Revelation 18:10 Standing afar off for the fear of her torment, saying, Alas, alas that great city Babylon, that mighty city! for in one hour is thy judgment come.
11 And the merchants of the earth shall weep and mourn over her; for no man buyeth their merchandise any more:
12 The merchandise of gold, and silver, and precious stones, and of pearls, and fine linen, and purple, and silk, and scarlet, and all thyine wood, and all manner vessels of ivory, and all manner vessels of most precious wood, and of brass, and iron, and marble,
13 And cinnamon, and odours, and ointments, and frankincense, and wine, and oil, and fine flour, and wheat, and beasts, and sheep, and horses, and chariots, and slaves, and souls of men.
14 And the fruits that thy soul lusted after are departed from thee, and all things which were dainty and goodly are departed from thee, and thou shalt find them no more at all.
15 The merchants of these things, which were made rich by her, shall stand afar off for the fear of her torment, weeping and wailing,
16 And saying, Alas, alas that great city, that was clothed in fine linen, and purple, and scarlet, and decked with gold, and precious stones, and pearls!
17 For in one hour so great riches is come to nought. And every shipmaster, and all the company in ships, and sailors, and as many as trade by sea, stood afar off,
18 And cried when they saw the smoke of her burning, saying, What city is like unto this great city!
19 And they cast dust on their heads, and cried, weeping and wailing, saying, Alas, alas that great city, wherein were made rich all that had ships in the sea by reason of her costliness! for in one hour is she made desolate.
20 Rejoice over her, thou heaven, and ye holy apostles and prophets; for God hath avenged you on her.
Revealed: what the IMF thinks of Saudi economic progress.
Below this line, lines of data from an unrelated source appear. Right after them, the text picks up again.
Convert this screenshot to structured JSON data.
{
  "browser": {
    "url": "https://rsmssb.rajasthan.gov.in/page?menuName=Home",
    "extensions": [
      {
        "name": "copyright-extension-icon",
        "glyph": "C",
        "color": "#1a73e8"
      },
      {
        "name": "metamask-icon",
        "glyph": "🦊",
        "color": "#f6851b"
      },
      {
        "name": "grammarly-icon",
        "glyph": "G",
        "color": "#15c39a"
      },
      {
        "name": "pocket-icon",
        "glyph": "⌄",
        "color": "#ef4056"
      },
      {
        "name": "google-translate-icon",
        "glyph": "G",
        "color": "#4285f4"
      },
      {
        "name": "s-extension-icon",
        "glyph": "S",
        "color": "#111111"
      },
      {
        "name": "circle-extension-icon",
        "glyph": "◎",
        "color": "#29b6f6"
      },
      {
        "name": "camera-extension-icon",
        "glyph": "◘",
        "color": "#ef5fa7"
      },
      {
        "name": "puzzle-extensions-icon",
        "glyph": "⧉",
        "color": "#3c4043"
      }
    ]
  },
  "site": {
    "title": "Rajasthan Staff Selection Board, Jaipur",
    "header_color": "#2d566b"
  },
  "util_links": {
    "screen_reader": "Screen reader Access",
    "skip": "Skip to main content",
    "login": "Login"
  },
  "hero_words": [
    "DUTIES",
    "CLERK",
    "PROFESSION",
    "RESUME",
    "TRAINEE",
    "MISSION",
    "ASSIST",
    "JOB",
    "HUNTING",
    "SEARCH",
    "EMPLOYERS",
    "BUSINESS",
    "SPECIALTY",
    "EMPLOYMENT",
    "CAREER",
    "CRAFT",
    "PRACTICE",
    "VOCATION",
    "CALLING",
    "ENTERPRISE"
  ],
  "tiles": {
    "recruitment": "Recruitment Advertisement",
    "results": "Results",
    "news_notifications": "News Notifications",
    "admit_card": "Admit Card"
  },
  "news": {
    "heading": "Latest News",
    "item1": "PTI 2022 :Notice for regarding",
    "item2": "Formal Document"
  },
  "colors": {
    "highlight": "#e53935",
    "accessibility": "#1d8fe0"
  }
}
NEOM Babylon.
International Monetary Fund says Saudi growth is expected to pick up over the medium-term as ongoing reforms take hold
Arabian Business. July 20, 2019.
Saudi Arabia’s real non-oil growth is expected to strengthen to 2.9 percent in 2019 as government spending and confidence increase, according to the International Monetary Fund (IMF).
The executive board of the IMF also said real GDP growth is projected to slow to 1.9 percent as real oil growth slows to 0.7 percent with the implementation of the OPEC+ agreement.
Growth is expected to pick up over the medium-term as ongoing reforms take hold while the unemployment rate among Saudi nationals has moved down but remains high at 12.5 percent, the IMF said after concluding an Article IV Consultation with Saudi Arabia.
It noted that the fiscal deficit is projected to widen to 6.5 percent of GDP in 2019 from 5.9 percent of GDP in 2018 as spending is projected to increase and exceed the budgeted amount and offset an increase in non-oil revenues.
The deficit is then projected to decline to 5.1 percent of GDP in 2020. With oil prices implied by futures markets declining over the medium-term, the deficit is then projected to widen, the IMF added.
Its report said inflation has declined in recent months, mainly due to falling rents, and is forecast to decline by 1.1 percent in 2019, before turning positive in 2020 as further energy price increases are implemented. Credit growth is expected to strengthen with the stronger non-oil economy and bank liquidity should remain comfortable.
The IMF said authorities are continuing to implement their reform agenda which includes lowering the registration threshold for VAT, adjusting gasoline prices on a quarterly basis, and increasing fiscal transparency. Reforms to the capital markets, legal framework, business environment, and SME sector are also ongoing.
IMF executive directors commended the authorities for the progress in implementing their economic and social reform agenda, adding that the reforms have started to yield results and that the outlook for the economy is positive.
Directors encouraged the authorities to build on their fiscal reforms by continuing with the planned energy and water price reforms and increases in expatriate labour fees.
They also considered that additional fiscal measures would also be needed and highlighted that containing the government wage bill and a more measured increase in capital spending could yield fiscal savings.
Directors welcomed the ambitious reforms to develop the non-oil economy, adding that policies to develop new economic sectors will be successful if Saudi workers have the skills for the private sector and the incentives to offer them at competitive wages.
The IMF report underscored that reforms should be inclusive and vulnerable households protected from any negative effects.
It also agreed that given the current structure of the economy, the exchange rate peg to the US dollar continues to serve the economy well.